Thursday, February 22, 2018 - 15:00 to 17:00
JH 7, John Hume Building

Abstract:
 Prof.  Gorman will give an outline history of analytical philosophy of history and contrast it with other traditions:  so-called “speculative” philosophy of history, idealist contributions and historians’ approaches to theorising about history.   On the whole members of these different traditions were unaware of alternative approaches.   Analytical philosophers mostly concentrated on reasons and causes in historical explanation, largely ignored by historians.   But by the 1960s analytical philosophers offered analyses of historical narratives and historians noticed.   However, they did not accept the science-sourced causal structures on offer.   Using empathetic understanding Gorman analyses the original attempt on the part of historians to engage with analytical philosophy of history, complaints which led to the response that historians had a “fancy view of truth”.

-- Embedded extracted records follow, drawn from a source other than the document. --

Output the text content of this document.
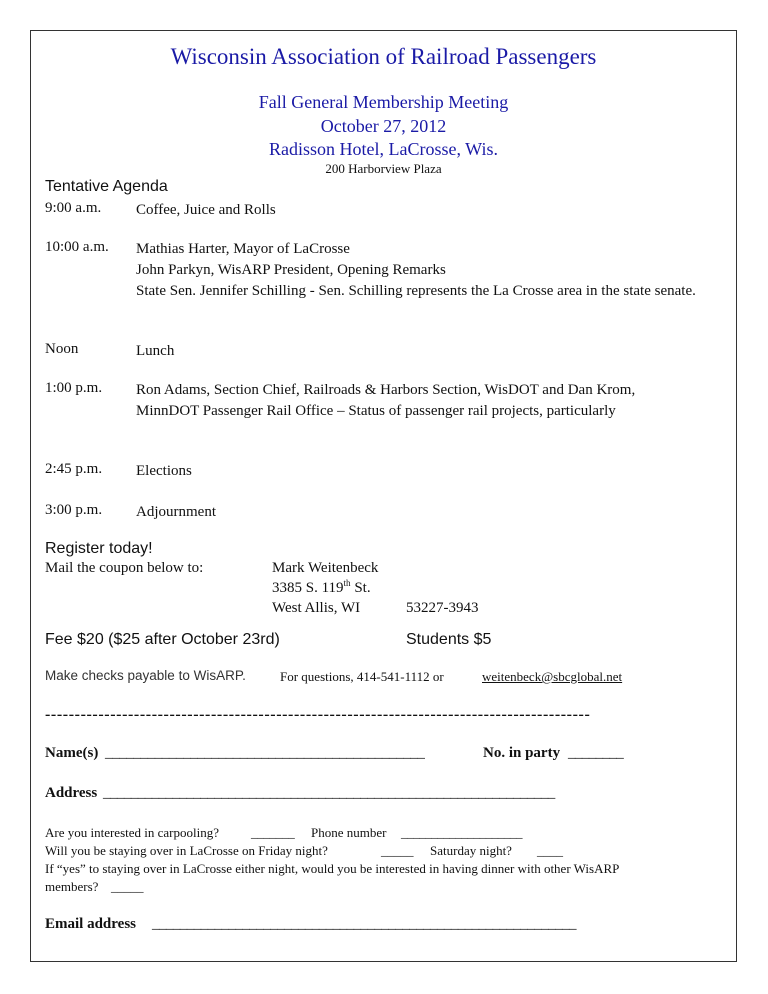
Wisconsin Association of Railroad Passengers
Fall General Membership Meeting
October 27, 2012
Radisson Hotel, LaCrosse, Wis.
200 Harborview Plaza
Tentative Agenda
9:00 a.m. Coffee, Juice and Rolls
10:00 a.m. Mathias Harter, Mayor of LaCrosse
John Parkyn, WisARP President, Opening Remarks
State Sen. Jennifer Schilling - Sen. Schilling represents the La Crosse area in the state senate.
Noon	Lunch
1:00 p.m. Ron Adams, Section Chief, Railroads & Harbors Section, WisDOT and Dan Krom, MinnDOT Passenger Rail Office – Status of passenger rail projects, particularly
2:45 p.m. Elections
3:00 p.m. Adjournment
Register today!
Mail the coupon below to:	Mark Weitenbeck
3385 S. 119th St.
West Allis, WI	53227-3943
Fee $20 ($25 after October 23rd)	Students $5
Make checks payable to WisARP.	For questions, 414-541-1112 or	weitenbeck@sbcglobal.net
--------------------------------------------------------------------------------------------
Name(s) _____________________________________________	No. in party ________
Address _________________________________________________________________
Are you interested in carpooling? _______ Phone number ____________________
Will you be staying over in LaCrosse on Friday night?	_____ Saturday night? ____
If “yes” to staying over in LaCrosse either night, would you be interested in having dinner with other WisARP
members? _____
Email address _____________________________________________________________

He argue that the thought-world that empathetic understanding requires and that historical narratives characteristically express is temporally extended, but the analytical philosophers’ original approach could not allow for this.   He draws on American pragmatism to work with historical accounts “as a whole”.   Such accounts are understood as shareable with others in a shared historical consciousness.   An account sorts the shared world it describes, and that includes the past, present and pragmatically foreseeable future in which we actually live.   Pragmatic choices of reference and description are available to us so that, within limits, we can discover how far we have made, and can make in future, the world in which we understand ourselves to live.

The Speaker:
Jonathan Gorman is Emeritus Professor of Moral Philosophy at Queen’s University Belfast and a Member of the Royal Irish Academy.   He is on the editorial committees of the Journal of the Philosophy of History, History and Theory and Rethinking History.   He is the author of The Expression of Historical Knowledge (1982), Understanding History (1992), Rights and Reason (2003) and Historical Judgement (2007), in addition to many articles and reviews mainly in the philosophy of history and the philosophy of law, beginning with “Objectivity and truth in history” in 1974.